Het is voor een werkgever altijd belangrijk een tussentijds opzegbeding op te nemen in een arbeidsovereenkomst voor bepaalde tijd.

Zo’n beding luidt bijvoorbeeld:

Tussentijds opzegbeding

Werkgever en Werknemer zijn op ieder moment gerechtigd deze arbeidsovereenkomst tegen het einde van de maand tussentijds op te zeggen met inachtneming van de voor hen geldende opzegtermijn.

Als je dit letterlijk leest, dan lijkt het net alsof je daadwerkelijk altijd mag opzeggen met een opzegtermijn. Voor de werknemer geldt dat ook daadwerkelijk: die mag altijd opzeggen. Een werkgever mag echter alleen opzeggen met toestemming van het UWV: een ontslagvergunning. Toch is een tussentijds opzegbeding voor beide partijen (dus ook voor een werkgever) van essentieel beding, ook in gevallen waarin helemaal geen sprake is van opzegging.

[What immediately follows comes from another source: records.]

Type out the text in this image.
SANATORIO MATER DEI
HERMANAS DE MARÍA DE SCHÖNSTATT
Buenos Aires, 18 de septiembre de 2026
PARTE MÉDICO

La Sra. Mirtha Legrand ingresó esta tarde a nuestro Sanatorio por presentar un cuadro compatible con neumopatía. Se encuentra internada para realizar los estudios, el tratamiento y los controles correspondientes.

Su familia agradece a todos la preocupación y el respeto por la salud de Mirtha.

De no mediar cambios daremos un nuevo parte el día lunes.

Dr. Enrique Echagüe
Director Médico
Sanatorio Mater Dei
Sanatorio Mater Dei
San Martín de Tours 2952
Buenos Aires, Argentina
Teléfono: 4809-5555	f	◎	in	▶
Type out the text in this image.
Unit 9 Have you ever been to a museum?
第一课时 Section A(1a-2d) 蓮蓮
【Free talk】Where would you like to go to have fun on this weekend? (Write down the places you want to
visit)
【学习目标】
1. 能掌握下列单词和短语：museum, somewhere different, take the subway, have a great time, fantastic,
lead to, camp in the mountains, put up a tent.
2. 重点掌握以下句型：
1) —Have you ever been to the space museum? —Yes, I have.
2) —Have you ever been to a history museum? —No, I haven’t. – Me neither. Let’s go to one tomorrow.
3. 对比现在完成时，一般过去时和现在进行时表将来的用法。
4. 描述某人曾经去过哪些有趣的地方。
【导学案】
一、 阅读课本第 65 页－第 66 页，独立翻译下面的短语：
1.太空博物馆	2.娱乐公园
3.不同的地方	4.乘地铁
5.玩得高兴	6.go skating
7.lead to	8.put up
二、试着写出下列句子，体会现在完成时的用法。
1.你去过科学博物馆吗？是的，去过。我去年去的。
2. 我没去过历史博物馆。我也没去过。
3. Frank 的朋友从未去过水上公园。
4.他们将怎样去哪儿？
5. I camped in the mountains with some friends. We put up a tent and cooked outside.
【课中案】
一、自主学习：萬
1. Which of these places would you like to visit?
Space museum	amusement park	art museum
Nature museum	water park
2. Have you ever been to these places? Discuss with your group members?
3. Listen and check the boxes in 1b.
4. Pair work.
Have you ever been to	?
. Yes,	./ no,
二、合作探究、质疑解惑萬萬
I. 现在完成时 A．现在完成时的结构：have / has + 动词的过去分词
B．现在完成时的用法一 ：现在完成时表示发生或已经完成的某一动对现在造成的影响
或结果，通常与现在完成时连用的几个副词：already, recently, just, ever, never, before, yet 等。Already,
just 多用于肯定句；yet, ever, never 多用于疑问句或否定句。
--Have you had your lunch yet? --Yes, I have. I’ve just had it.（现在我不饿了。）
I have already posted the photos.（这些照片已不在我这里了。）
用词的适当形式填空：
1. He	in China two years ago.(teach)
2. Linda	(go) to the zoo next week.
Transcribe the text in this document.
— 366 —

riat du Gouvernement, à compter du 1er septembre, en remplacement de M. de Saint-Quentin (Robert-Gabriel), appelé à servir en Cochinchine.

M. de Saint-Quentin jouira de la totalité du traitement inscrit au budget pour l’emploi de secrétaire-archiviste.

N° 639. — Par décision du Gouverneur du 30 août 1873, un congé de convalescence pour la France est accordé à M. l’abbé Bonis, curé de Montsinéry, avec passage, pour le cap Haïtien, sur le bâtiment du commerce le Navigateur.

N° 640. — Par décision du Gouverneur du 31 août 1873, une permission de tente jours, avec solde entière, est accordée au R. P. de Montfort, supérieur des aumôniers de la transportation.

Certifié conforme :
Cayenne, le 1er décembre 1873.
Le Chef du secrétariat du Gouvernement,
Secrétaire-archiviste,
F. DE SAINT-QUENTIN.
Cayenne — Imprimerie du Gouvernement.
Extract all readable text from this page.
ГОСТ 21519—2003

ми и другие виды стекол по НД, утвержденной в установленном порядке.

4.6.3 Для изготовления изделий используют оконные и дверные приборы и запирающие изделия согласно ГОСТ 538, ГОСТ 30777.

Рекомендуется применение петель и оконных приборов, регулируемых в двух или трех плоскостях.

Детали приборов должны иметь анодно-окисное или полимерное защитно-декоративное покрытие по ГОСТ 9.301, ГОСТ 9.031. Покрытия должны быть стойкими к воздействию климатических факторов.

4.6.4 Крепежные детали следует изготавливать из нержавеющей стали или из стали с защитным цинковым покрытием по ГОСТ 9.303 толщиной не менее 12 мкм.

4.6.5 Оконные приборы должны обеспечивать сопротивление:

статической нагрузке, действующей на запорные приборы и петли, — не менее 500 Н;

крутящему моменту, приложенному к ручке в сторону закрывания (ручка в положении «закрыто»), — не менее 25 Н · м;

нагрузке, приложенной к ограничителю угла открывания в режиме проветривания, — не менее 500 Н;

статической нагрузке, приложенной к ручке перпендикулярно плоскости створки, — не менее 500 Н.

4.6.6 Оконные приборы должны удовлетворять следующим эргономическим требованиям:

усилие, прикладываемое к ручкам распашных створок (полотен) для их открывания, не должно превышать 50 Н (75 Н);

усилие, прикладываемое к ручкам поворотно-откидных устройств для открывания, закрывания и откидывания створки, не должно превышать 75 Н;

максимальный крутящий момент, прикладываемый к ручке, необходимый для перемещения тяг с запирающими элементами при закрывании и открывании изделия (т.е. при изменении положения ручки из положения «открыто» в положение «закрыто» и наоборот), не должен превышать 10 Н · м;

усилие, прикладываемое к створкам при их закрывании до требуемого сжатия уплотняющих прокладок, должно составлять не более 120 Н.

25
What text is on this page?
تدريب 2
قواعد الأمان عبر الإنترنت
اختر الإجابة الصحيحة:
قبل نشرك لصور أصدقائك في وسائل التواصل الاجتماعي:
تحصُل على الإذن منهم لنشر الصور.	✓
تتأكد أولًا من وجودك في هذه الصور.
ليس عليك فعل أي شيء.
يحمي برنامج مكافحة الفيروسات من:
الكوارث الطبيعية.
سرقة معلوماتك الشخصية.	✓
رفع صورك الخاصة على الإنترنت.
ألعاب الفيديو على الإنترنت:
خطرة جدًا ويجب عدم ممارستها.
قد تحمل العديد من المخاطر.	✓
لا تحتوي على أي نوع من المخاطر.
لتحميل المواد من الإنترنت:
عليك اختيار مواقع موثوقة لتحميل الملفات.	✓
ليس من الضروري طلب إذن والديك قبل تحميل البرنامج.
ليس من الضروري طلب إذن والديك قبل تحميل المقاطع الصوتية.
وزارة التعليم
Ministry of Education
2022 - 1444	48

Gevolgen ontbreken tussentijds opzegbeding

Stel, er is sprake van een jaarcontract en na 2 maanden blijkt dat de werknemer moet worden ontslagen vanwege een arbeidsconflict. Bevat de arbeidsovereenkomst geen tussentijds opzegbeding, dan moet bij een ontbinding door de kantonrechter in principe de waarde van gehele contractduur worden uitbetaald aan de werknemer. Heel veel geld dus in dit voorbeeld.

Is er wél een tussentijds opzegbeding overeengekomen, dan kan de rechter wel tegen de eerste van de volgende maand ontbinden. Best een handig onderdeel van een arbeidsovereenkomst dus, zo’n tussentijds opzegbeding.

Vaststellingsovereenkomst en tussentijds opzegbeding

Wat nu als werkgever en werknemer een vaststellingsovereenkomst sluiten waarmee de arbeidsovereenkomst eindigt? Ook dan is een tussentijds opzegbeding van groot belang, maar dan met name voor de werknemer.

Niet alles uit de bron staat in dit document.